А потом появился Юнги. Юнги, который отругал мальчишку за то, что тот плачет уже в сотый раз, который предложил подвезти на велосипеде, который появился перед его дверью после того, как сбежал из дома, который лежал с ним рядом на стадионе под звёздным небом. Юнги был там, среди звёзд, и даже не предполагал, что всё может так обернуться.

Он не хочет больше ничего слышать; ему не нравится грусть в голосе мальчишки, но сильнее всего он боится слов Чимина. У Юнги с чувствами плохо, и выражать эмоции он не умеет — разве что только рэпом и словами, записанными заранее на клочке бумаги.

— Я не думал, что всё произойдёт именно так. Сначала я тебя вообще боялся, и не знаю, как оно привело к такому. Но ты просто был рядом, хён. Всегда был рядом, и прежде, чем я что-то понял, то уже влюбился в тебя.

Как Юнги всегда был рядом с Чимином, так и тот всегда был рядом с Юнги. Чимин влюбился в него под разделённым на двоих звёздным небом, а сам он? Чувствует ли он то же самое?

 

(Нет, ответ должен быть — «нет». Всегда должно быть «нет» и ничего, кроме «нет».)

 

У Юнги сердце сжимается, болит так сильно, словно сейчас взорвётся внутри грудной клетки, под рёбрами.

— Я был так счастлив, когда ты вернулся тогда за мной, когда сказал, что мы можем быть друзьями. Знаю ведь, что кто-то вроде меня не заслуживает ничего большего. Я повторял себе, что этого будет достаточно, что мне хватит просто дружбы, но…

Но он хочет большего. Все всегда хотят большего. Они оба лжецы, на самом деле: Чимин сказал, что ничего не нужно менять, хотя в глубине души, где-то в сердце, надеялся, что что-то изменится.

И Юнги со своей ложью.

 

(И Юнги со своим непринятием)

 

— …но в тот день… ты поцеловал меня в ответ…

— Не надо.

— …и я просто не мог не задуматься, что, может быть, ты…
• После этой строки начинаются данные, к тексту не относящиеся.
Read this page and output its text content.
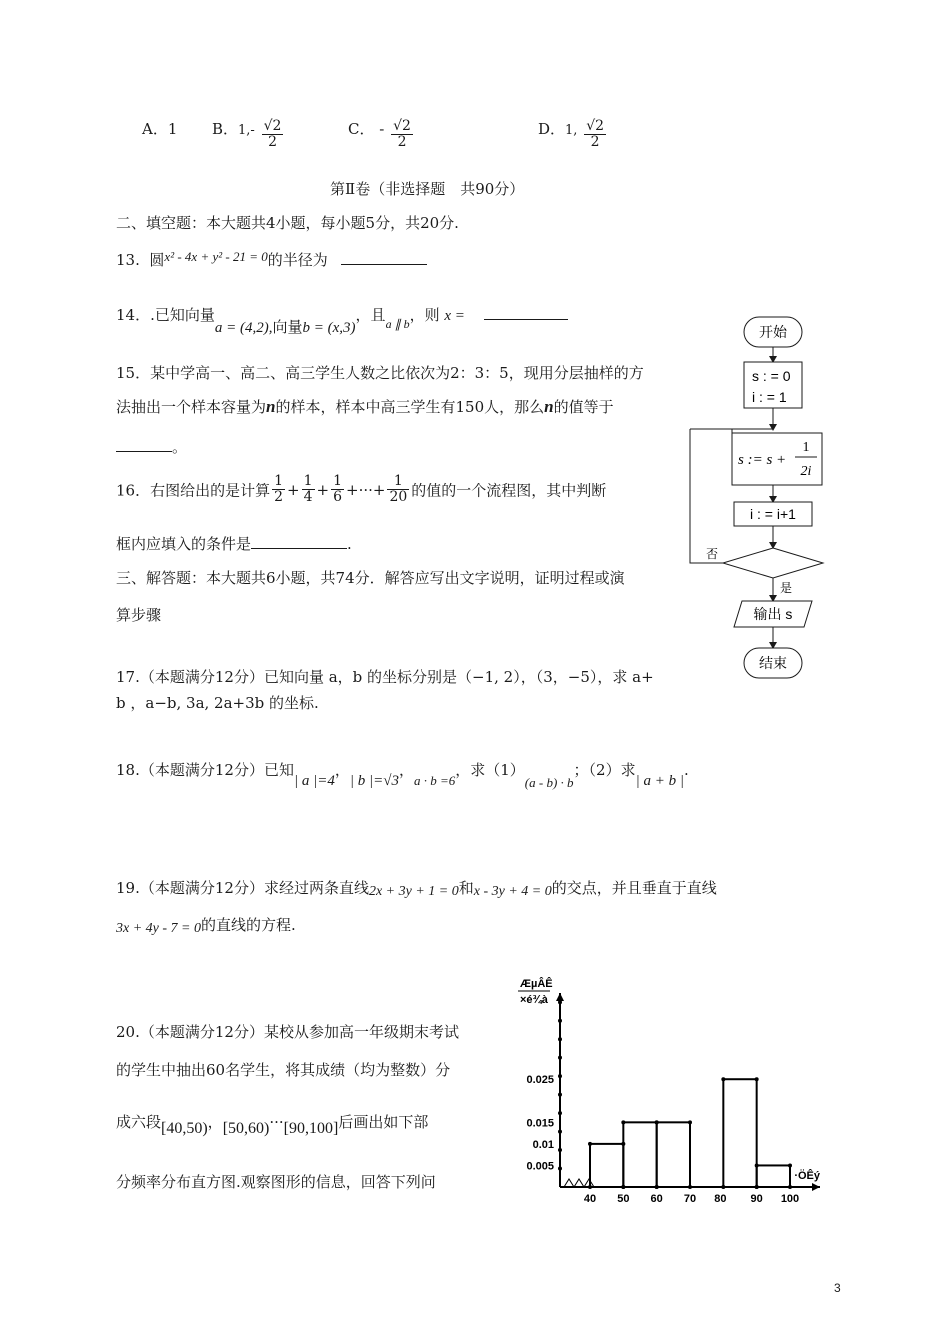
A．1 B．$1,- \frac{√2}{2}$	C． - $\frac{√2}{2}$	D．1, $\frac{√2}{2}$
第Ⅱ卷（非选择题　共90分）
二、填空题：本大题共4小题，每小题5分，共20分.
13. 圆x² - 4x + y² - 21 = 0的半径为
14．.已知向量a = (4,2),向量b = (x,3)，且$_{a \parallel b}$，则 x =
15．某中学高一、高二、高三学生人数之比依次为2：3：5，现用分层抽样的方
法抽出一个样本容量为n的样本，样本中高三学生有150人，那么n的值等于
。
16．右图给出的是计算 $\frac{1}{2} + \frac{1}{4} + \frac{1}{6}$ +···+ $\frac{1}{20}$ 的值的一个流程图，其中判断
框内应填入的条件是	.
三、解答题：本大题共6小题，共74分．解答应写出文字说明，证明过程或演
算步骤
17.（本题满分12分）已知向量 a，b 的坐标分别是（−1, 2），（3，−5），求 a+
b ，a−b, 3a, 2a+3b 的坐标.
18.（本题满分12分）已知| a |=4，| b |=√3，a · b =6，求（1）(a - b) · b；（2）求| a + b |.
19.（本题满分12分）求经过两条直线2x + 3y + 1 = 0和x - 3y + 4 = 0的交点，并且垂直于直线
3x + 4y - 7 = 0的直线的方程.
20.（本题满分12分）某校从参加高一年级期末考试
的学生中抽出60名学生，将其成绩（均为整数）分
成六段[40,50)，[50,60)···[90,100]后画出如下部
分频率分布直方图.观察图形的信息，回答下列问
开始
s : = 0
i : = 1
s := s +
1
2i
i : = i+1
否
是
输出 s
结束
ÆµÂÊ
×é¾à
0.025
0.015
0.01
0.005
40 50 60 70 80 90 100
·ÖÊý
3
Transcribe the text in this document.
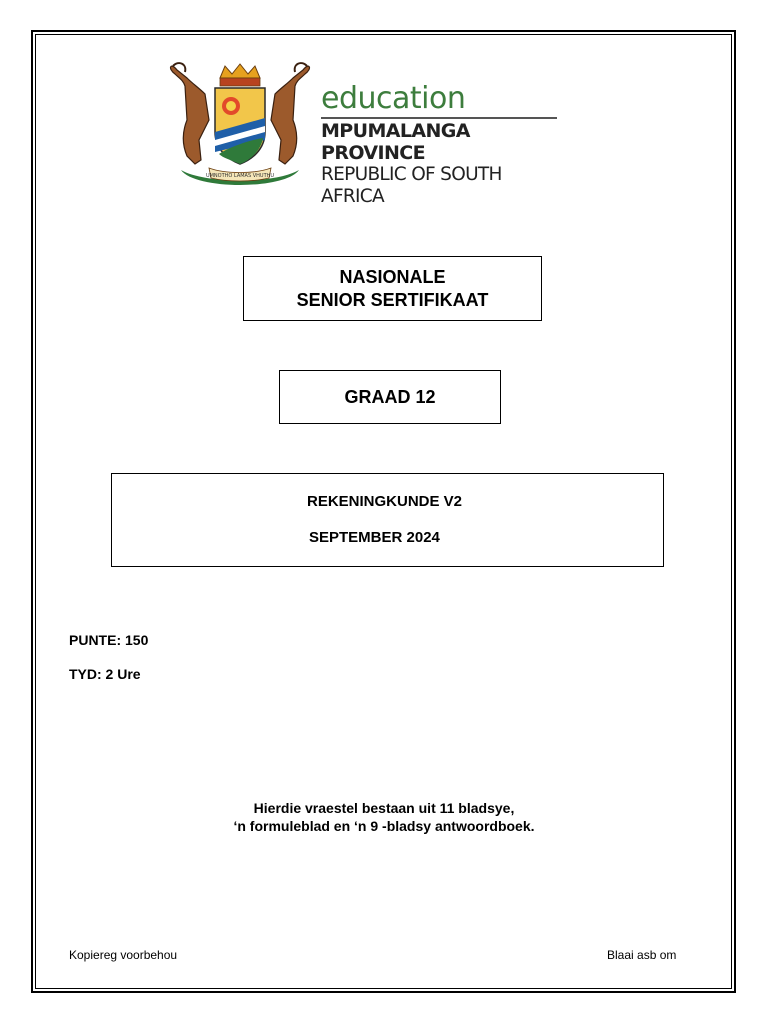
UMNOTHO LAMAS VHUTHU
education
MPUMALANGA PROVINCE
REPUBLIC OF SOUTH AFRICA
NASIONALE
SENIOR SERTIFIKAAT
GRAAD 12
REKENINGKUNDE V2
SEPTEMBER 2024
PUNTE: 150
TYD: 2 Ure
Hierdie vraestel bestaan uit 11 bladsye,
‘n formuleblad en ‘n 9 -bladsy antwoordboek.
Kopiereg voorbehou	Blaai asb om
Юнги, наконец, поворачивается. Он не хочет слышать о той ошибке, что совершил, мысли о которой с ума сводят. Это было неправильно — с какой стороны ни посмотри. Каждая клеточка его тела отвергает эту правду, осознавая, насколько она неправильная.

 

(Или, может, это его мозг повторяет о неправильности, в то время как маленькая частичка внутри просто хочет переживать тот момент снова и снова)

 

— Это неправильно, — бормочет он. — Разве ты сам не знаешь? Ты не должен влюбляться в… — Юнги не договаривает.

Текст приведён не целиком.